Voi mi direte: ma gli Usa hanno bombardato i siti nucleari iraniani. Vero, e Trump ha paragonato l’intervento a quello di Fordow nientemeno che a Hiroshima e Nagasaki, mentre Netanyahu, giocoforza, ha parlato di “vittoria epocale”. Ma il raid è durato solo una notte, dopodiché Trump si è stranamente affrettato a evocare tregua e trattative di pace, mentre i suoi esiti sono ancora tutti da scoprire, visto che del “totale annientamento” del programma nucleare dell’Iran di cui parla la Casa Bianca non c’è alcuna evidenza: dell’uranio arricchito non si ha traccia, così come della contaminazione che si sarebbe dovuta produrre. Siamo di fronte ad una gigantesca messa in scena? Temo di sì. E la reazione “telefonata” di Teheran, troppo simbolica per essere vera, alimenta questo timore. D’altra parte, basta leggere l’intervista rilasciata al Corriere della Sera dall’ex numero uno della Cia, Leon Panetta, per capire come l’accelerazione impressa da Teheran verso la produzione di uranio altamente arricchito – quale che sia il punto a cui è effettivamente arrivata – discenda dalla decisione di Trump del 2018 di chiamare l’America fuori dall’accordo sul nucleare iraniano (JCPOA), una vergogna che il presidente americano doveva in qualche modo coprire con un gesto eclatante.

Insomma, è venuto il momento di prendere atto della realtà, per quanto cruda: per Trump il rapporto con Putin “vale” ($$) molto di più di quello con gli storici alleati europei e occidentali, tanto che è persino disposto a tradire, nella sostanza, Israele pur di non intaccare gli interessi russi in e con l’Iran. Manca solo che solidarizzi con il coreano Kim Jong-un, e il circo degli autocrati è completo. L’Europa ne prenda atto. Ha fatto bene a sottoscrivere gli impegni al vertice dell’Aja, ma commetterebbe un errore esiziale a credere di aver comprato la fiducia dell’inquilino della Casa Bianca dicendo sì al 5% delle spese militari e di difesa. L’antica solidarietà euro-atlantica non esiste più. Si potrà un giorno ricostruire, ma con un altro presidente americano, portatore di altri interessi e di altra politica. Serve far finta che ciò non sia? Non ne sono affatto convinto, ma capisco la prudenza. Dunque, si faccia pure finta, a patto però di non finire per crederci davvero.

 

Tutto questo implica tre scelte fondamentali. La prima è costruire una “Nato nella Nato”, dando una struttura più organizzata e organica al comitato dei “volenterosi”. Riuscire a coagulare le principali forze europee con Gran Bretagna e Canada, magari allargando il campo anche a Giappone e Australia, significherebbe rappresentare agli occhi di Trump quell’unità extra Usa la cui mancanza, finora, lo ha indotto a pensare di poter fare il bello e il cattivo tempo. Avendo a mente che se l’ombrello Usa di protezione nucleare non è più aperto “a prescindere” ma a “condizione che”, e questa discrezionalità dipende esclusivamente dalla “certezza dell’incertezza” trumpiana, la prima delle necessità è la costruzione di una capacità di deterrenza nucleare autonoma, partendo dalla messa a fattor comune degli attuali arsenali nucleari francese e inglese. La seconda scelta inderogabile è fare in modo che questa “Nato bis” non faccia mancare quel sostegno strategico incondizionato a Kiev di cui gli Stati Uniti la stanno privando. Non in antitesi e polemica con Washington, ma senza deflettere, sapendo che quella ucraina è una linea del Piave superata la quale tutta l’Europa è in grave pericolo.

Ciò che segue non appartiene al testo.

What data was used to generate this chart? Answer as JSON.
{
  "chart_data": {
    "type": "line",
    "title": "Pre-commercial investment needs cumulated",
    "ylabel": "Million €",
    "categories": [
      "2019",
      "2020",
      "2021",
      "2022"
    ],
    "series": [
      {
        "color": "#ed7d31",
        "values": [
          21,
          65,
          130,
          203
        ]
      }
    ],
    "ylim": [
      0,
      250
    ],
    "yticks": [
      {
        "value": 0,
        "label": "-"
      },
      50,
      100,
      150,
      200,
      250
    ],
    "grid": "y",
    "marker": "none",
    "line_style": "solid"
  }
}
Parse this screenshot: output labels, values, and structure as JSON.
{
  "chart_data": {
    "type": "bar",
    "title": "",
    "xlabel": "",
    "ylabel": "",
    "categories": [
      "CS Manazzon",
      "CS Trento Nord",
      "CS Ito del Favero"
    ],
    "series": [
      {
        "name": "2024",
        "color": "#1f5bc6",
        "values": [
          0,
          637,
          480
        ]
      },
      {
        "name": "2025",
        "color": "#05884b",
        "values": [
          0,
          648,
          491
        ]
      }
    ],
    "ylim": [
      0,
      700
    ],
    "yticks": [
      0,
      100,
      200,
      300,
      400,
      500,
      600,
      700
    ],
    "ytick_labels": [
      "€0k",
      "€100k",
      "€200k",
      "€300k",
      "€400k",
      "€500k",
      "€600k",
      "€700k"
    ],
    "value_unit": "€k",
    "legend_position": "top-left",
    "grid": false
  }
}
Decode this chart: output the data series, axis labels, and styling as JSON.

Ma c’è una terza scelta, tanto decisiva quanto potenzialmente divisiva: costruire – subito – una governance europea della Difesa. Intanto perché l’impegno del 5% di spesa sul pil non c’è alcun paese europeo, a parte la Germania, che sia in grado di sostenerlo senza renderlo comune, cioè comunitario. Vuoi per ragioni di finanza pubblica, a cominciare da Italia e Francia, vuoi per ragioni di sostenibilità politica (e qui è ancora l’Italia il ventre molle dell’Unione). Poi perché sarebbe impossibile realizzare un’autonomia strategica potenzialmente indipendente dagli Stati Uniti con un approccio sovranista, cioè con un impianto di Difesa che fosse solo la somma delle Difese nazionali. Finora, la Commissione guidata dalla sempre più claudicante Ursula von der Leyen ha cercato di rendere compatibili entrambe le formule in un dosaggio che privilegia le spese nazionali. Non è questa la strada. Non lo era prima, tantomeno non lo è ora che, al di là della narrazione corrente, è chiaro che non basta redistribuire più equamente le spese per mantenere in vita la Nato di un tempo, quella della solidarietà incondizionata. 

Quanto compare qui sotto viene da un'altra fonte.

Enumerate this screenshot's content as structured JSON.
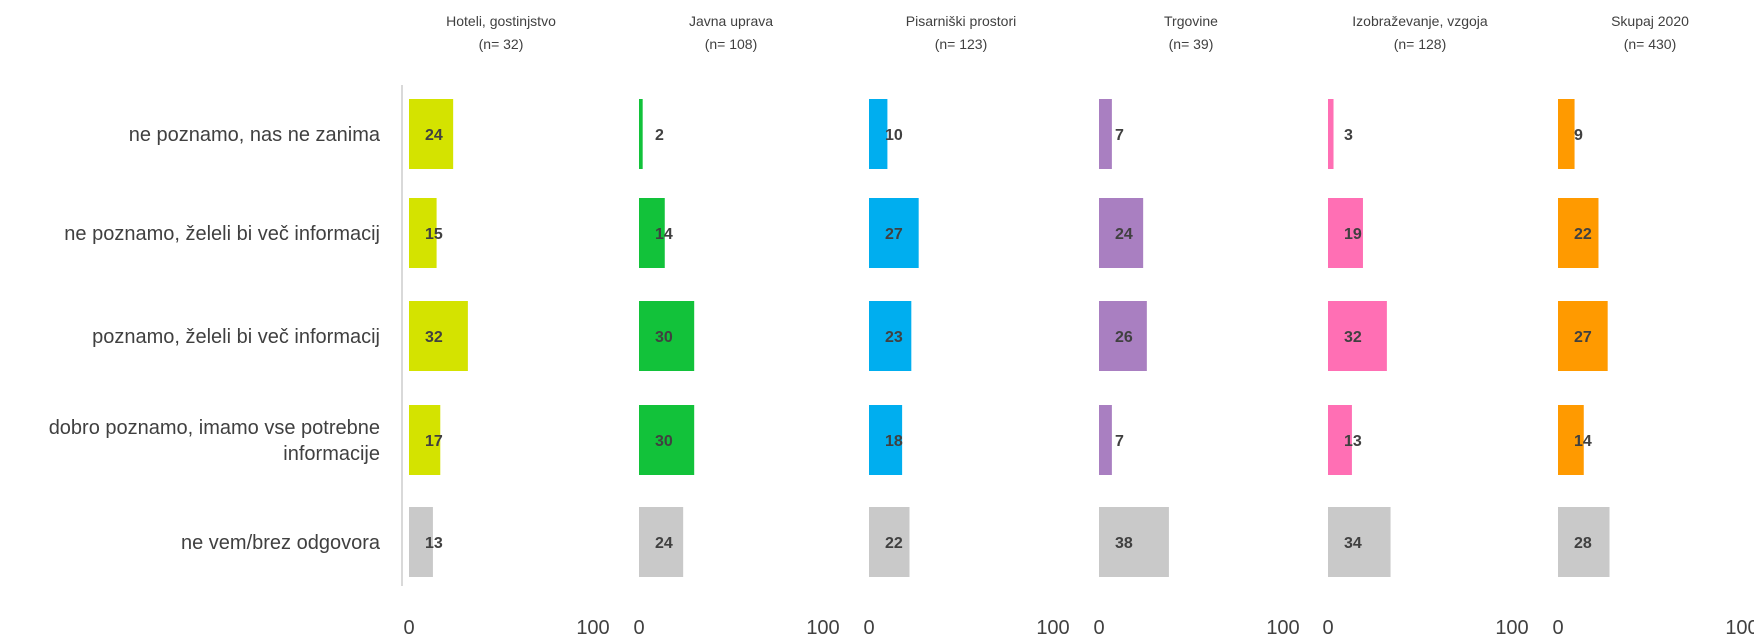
{
  "chart_data": {
    "type": "bar",
    "orientation": "horizontal",
    "categories": [
      "ne poznamo, nas ne zanima",
      "ne poznamo, želeli bi več informacij",
      "poznamo, želeli bi več informacij",
      "dobro poznamo, imamo vse potrebne informacije",
      "ne vem/brez odgovora"
    ],
    "category_lines": [
      [
        "ne poznamo, nas ne zanima"
      ],
      [
        "ne poznamo, želeli bi več informacij"
      ],
      [
        "poznamo, želeli bi več informacij"
      ],
      [
        "dobro poznamo, imamo vse potrebne",
        "informacije"
      ],
      [
        "ne vem/brez odgovora"
      ]
    ],
    "xlim": [
      0,
      100
    ],
    "xticks": [
      "0",
      "100"
    ],
    "unknown_color": "#C9C9C9",
    "panels": [
      {
        "title": "Hoteli, gostinjstvo",
        "n": "(n= 32)",
        "color": "#D4E300",
        "values": [
          24,
          15,
          32,
          17,
          13
        ]
      },
      {
        "title": "Javna uprava",
        "n": "(n= 108)",
        "color": "#12C23A",
        "values": [
          2,
          14,
          30,
          30,
          24
        ]
      },
      {
        "title": "Pisarniški prostori",
        "n": "(n= 123)",
        "color": "#00AEEF",
        "values": [
          10,
          27,
          23,
          18,
          22
        ]
      },
      {
        "title": "Trgovine",
        "n": "(n= 39)",
        "color": "#A97FC1",
        "values": [
          7,
          24,
          26,
          7,
          38
        ]
      },
      {
        "title": "Izobraževanje, vzgoja",
        "n": "(n= 128)",
        "color": "#FF6FB4",
        "values": [
          3,
          19,
          32,
          13,
          34
        ]
      },
      {
        "title": "Skupaj 2020",
        "n": "(n= 430)",
        "color": "#FF9A00",
        "values": [
          9,
          22,
          27,
          14,
          28
        ]
      }
    ]
  }
}
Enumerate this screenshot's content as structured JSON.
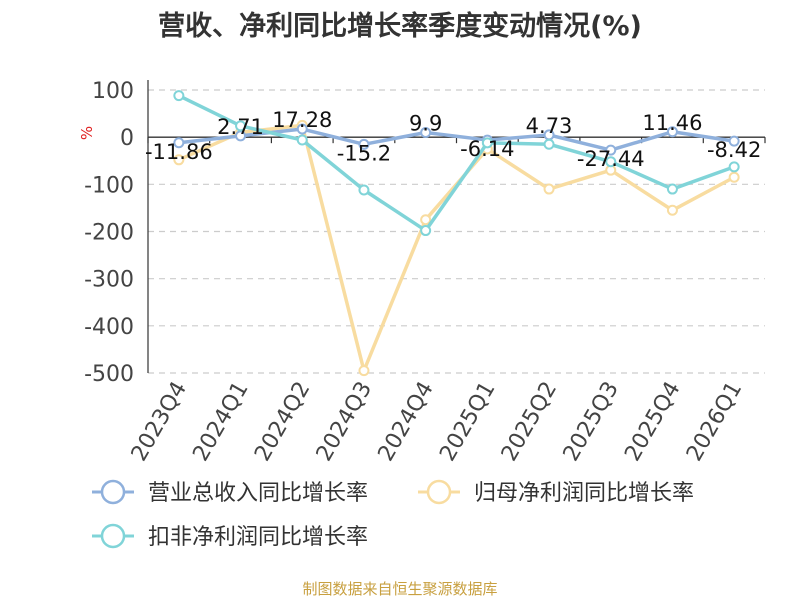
{
  "chart_data": {
    "type": "line",
    "title": "营收、净利同比增长率季度变动情况(%)",
    "ylabel": "%",
    "ylim": [
      -500,
      100
    ],
    "yticks": [
      100,
      0,
      -100,
      -200,
      -300,
      -400,
      -500
    ],
    "grid": true,
    "legend_position": "bottom",
    "categories": [
      "2023Q4",
      "2024Q1",
      "2024Q2",
      "2024Q3",
      "2024Q4",
      "2025Q1",
      "2025Q2",
      "2025Q3",
      "2025Q4",
      "2026Q1"
    ],
    "series": [
      {
        "name": "营业总收入同比增长率",
        "color": "#8fb0dc",
        "values": [
          -11.86,
          2.71,
          17.28,
          -15.2,
          9.9,
          -6.14,
          4.73,
          -27.44,
          11.46,
          -8.42
        ],
        "labels": [
          "-11.86",
          "2.71",
          "17.28",
          "-15.2",
          "9.9",
          "-6.14",
          "4.73",
          "-27.44",
          "11.46",
          "-8.42"
        ]
      },
      {
        "name": "归母净利润同比增长率",
        "color": "#f8dca0",
        "values": [
          -48,
          10,
          25,
          -495,
          -175,
          -25,
          -110,
          -70,
          -155,
          -85
        ]
      },
      {
        "name": "扣非净利润同比增长率",
        "color": "#80d4d8",
        "values": [
          88,
          24,
          -6,
          -112,
          -198,
          -12,
          -15,
          -52,
          -110,
          -63
        ]
      }
    ]
  },
  "footer": {
    "source": "制图数据来自恒生聚源数据库"
  }
}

Queste scelte sono impossibili nell’Europa a 27 e con il diritto di veto pronto a scattare? È molto probabile, anzi, pressoché certo. E allora? Fino a qualche mese fa avrei detto che l’unica strada è quella di dar vita agli Stati Uniti d’Europa. Lo penso ancora, sia chiaro, ma credo anche che non ci sia il tempo, perché le risposte sul piano militare devono essere rapide, molto rapide. Dunque, fermo restando gli Stati Uniti d’Europa come punto di arrivo, occorre che da subito i grandi paesi continentali diano vita, con chi ci sta, ad una “Difesa euro-occidentale”, aperta anche a chi non fa parte della Ue come la Gran Bretagna, che preveda strutture militari unitarie finanziate da debito comune e che favorisca l’integrazione, senza egoismi, delle imprese industriali della difesa. Macron, Merz e Starmer avevano iniziato un lavoro di tessitura, cui si erano uniti anche i polacchi. Ora, tra il vertice Nato dell’Aja e l’ultimo Consiglio europeo, si sono notate crepe vistose in questa intelaiatura embrionale. Spero si tratti solo di difficoltà momentanee, di crisi di crescita di un progetto che è senza alternative.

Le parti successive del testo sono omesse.